"We believe our success originates from a deep understanding of the data, following the principle of simplicity* and taking advantage of the concept wisdom of the crowd**, says Peyman Sheikholharam Mashhadi, postdoctoral researcher at Center for Applied Intelligent Systems Research (CAISR) and one of the team members in the Aramis challenge.
The objective of the Aramis challenge was to build AI models (specifically machine learning models) to accurately detect faults and predict failures in industrial equipment that is operating under a constantly changing and evolving environment, for example heavy-duty vehicles for transportation tasks, like electric buses and trucks. The team built these AI models based on a large dataset, containing sensor data from industrial equipment, given by the Aramis challenge organisors.
Using AI to predict failure and plan maintenance
In reality, for example when applied to a fleet of city busses, this sort of AI system can be used to predict machine failure and plan the maintenance accordingly.

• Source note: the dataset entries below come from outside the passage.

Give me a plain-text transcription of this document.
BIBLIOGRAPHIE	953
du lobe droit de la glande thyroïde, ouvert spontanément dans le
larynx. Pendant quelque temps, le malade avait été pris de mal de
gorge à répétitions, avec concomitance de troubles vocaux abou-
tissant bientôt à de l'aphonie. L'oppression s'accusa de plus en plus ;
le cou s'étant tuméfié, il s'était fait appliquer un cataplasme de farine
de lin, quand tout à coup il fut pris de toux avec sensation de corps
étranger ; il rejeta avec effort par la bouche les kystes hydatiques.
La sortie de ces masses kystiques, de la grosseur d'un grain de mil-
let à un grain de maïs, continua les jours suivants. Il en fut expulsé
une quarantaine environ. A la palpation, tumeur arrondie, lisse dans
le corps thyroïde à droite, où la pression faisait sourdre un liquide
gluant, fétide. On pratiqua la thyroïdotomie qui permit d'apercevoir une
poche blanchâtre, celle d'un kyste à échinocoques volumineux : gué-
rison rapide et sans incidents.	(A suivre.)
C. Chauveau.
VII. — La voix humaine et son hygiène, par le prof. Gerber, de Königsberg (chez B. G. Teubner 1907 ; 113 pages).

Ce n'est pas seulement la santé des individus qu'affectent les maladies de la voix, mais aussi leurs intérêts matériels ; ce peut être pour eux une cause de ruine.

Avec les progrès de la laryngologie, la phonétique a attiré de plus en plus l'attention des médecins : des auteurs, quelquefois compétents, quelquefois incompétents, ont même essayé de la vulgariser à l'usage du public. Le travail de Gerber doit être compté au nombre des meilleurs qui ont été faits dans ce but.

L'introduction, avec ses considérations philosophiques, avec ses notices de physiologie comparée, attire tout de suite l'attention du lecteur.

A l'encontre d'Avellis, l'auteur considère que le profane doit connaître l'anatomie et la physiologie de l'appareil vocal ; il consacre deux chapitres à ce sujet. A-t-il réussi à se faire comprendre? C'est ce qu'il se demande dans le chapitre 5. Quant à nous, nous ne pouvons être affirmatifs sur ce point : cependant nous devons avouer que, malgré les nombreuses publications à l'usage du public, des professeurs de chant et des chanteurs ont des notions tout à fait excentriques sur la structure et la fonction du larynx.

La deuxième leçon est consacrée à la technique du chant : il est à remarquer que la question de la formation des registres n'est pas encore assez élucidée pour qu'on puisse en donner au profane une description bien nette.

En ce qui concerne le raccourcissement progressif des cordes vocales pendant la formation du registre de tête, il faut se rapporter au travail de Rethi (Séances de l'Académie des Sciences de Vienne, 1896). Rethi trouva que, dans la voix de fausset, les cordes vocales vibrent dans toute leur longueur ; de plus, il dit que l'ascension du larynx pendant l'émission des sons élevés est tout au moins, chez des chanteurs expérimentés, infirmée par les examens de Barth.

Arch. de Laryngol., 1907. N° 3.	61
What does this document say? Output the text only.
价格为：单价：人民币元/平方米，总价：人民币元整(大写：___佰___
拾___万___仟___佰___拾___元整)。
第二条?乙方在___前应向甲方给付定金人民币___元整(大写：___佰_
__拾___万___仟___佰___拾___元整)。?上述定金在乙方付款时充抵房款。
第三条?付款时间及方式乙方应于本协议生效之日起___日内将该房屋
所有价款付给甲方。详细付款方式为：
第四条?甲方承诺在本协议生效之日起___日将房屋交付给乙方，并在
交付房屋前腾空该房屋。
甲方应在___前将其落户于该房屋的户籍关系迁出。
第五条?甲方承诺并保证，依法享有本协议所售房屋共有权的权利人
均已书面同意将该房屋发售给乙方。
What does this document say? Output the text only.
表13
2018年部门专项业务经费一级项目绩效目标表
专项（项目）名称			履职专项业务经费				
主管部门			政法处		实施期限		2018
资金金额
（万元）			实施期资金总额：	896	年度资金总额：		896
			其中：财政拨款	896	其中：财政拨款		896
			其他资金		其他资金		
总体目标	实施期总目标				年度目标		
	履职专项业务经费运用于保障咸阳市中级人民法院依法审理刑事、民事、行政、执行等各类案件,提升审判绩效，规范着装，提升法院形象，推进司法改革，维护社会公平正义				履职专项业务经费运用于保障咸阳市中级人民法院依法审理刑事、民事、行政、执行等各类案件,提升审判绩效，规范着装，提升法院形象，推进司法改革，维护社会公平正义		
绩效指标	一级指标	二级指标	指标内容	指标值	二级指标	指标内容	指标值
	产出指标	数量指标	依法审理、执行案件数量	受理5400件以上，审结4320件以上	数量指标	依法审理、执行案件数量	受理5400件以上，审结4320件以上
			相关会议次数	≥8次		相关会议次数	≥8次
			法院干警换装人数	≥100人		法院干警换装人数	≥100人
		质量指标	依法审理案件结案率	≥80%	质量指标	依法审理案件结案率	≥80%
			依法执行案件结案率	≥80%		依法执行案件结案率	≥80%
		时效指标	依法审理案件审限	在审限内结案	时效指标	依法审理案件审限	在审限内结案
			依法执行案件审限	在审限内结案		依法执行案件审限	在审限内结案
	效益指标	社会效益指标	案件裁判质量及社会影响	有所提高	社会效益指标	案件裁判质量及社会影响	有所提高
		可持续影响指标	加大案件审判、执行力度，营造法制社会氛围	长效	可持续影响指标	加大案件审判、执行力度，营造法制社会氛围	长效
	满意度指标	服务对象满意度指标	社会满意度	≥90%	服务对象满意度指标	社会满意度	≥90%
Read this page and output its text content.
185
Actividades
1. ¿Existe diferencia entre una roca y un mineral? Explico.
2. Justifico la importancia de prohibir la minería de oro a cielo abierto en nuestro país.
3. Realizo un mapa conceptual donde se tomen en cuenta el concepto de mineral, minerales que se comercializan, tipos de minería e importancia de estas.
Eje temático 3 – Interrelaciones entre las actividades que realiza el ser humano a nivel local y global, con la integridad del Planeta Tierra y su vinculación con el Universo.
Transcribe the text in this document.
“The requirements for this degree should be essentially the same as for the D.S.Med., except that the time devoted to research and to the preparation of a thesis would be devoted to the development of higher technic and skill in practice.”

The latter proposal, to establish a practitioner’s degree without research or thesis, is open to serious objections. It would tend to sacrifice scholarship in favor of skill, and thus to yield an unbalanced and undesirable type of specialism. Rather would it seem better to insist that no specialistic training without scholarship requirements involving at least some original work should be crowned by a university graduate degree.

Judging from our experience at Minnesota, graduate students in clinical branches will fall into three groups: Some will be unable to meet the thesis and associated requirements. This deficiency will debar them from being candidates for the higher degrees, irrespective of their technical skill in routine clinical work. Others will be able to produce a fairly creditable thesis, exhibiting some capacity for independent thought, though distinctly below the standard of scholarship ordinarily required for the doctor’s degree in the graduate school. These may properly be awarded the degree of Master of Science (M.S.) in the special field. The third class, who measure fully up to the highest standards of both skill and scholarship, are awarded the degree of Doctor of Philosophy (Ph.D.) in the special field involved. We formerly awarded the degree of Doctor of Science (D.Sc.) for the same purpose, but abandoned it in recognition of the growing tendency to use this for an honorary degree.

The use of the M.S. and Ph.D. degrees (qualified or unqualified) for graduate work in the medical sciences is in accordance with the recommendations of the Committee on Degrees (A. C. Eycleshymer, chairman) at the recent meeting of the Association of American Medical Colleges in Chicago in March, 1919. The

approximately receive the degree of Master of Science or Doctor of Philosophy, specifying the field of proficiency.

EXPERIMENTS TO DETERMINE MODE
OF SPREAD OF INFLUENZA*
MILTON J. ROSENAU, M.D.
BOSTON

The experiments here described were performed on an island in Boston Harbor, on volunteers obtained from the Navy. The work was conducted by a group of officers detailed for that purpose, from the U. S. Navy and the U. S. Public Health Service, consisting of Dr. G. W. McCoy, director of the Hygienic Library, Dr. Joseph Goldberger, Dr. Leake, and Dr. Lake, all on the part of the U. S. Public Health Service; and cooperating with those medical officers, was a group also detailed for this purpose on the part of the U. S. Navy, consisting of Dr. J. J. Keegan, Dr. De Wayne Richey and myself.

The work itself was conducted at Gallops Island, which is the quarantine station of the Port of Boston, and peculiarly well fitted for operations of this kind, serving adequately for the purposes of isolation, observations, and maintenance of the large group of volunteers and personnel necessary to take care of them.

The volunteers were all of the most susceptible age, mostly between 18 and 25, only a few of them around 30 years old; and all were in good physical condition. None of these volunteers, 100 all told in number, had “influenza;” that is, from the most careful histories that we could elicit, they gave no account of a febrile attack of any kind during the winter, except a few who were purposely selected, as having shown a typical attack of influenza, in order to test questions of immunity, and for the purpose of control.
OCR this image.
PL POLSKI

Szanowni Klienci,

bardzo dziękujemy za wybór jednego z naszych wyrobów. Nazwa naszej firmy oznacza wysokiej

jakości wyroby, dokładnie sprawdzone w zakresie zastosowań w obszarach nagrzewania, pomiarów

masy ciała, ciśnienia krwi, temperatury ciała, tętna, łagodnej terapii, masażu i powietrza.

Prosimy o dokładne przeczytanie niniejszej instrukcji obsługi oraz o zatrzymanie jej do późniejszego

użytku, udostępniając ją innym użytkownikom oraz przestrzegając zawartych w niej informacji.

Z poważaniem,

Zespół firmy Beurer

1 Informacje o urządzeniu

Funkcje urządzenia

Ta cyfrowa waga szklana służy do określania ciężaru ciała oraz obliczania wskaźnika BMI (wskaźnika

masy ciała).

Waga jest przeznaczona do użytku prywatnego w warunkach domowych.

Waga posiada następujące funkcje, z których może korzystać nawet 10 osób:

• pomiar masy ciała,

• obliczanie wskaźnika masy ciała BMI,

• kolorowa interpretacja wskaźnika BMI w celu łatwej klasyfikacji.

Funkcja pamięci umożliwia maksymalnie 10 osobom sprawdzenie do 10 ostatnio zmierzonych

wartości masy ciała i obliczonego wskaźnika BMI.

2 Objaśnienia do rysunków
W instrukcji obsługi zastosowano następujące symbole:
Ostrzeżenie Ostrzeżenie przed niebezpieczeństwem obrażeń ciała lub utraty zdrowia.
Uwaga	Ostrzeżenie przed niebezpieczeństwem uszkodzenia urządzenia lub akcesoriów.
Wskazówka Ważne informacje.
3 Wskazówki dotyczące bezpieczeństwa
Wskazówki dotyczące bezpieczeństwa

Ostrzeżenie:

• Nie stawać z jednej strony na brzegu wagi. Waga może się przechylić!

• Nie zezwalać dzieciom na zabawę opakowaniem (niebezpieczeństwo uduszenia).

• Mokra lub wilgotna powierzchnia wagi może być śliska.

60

"The beauty in what we did from my point of view is that we applied the concept wisdom of the crowd to the way we operated as a team. At first, each team member worked on resolving the challenge individually. Only at a later stage, we combined our efforts and created an ensemble solution that consume our individual solutions predictions as an input. The resulting ‘team predictor’ proved to be more capable than any individual solution", says Mohammed Ghaith Altarabichi, PhD student at CAISR.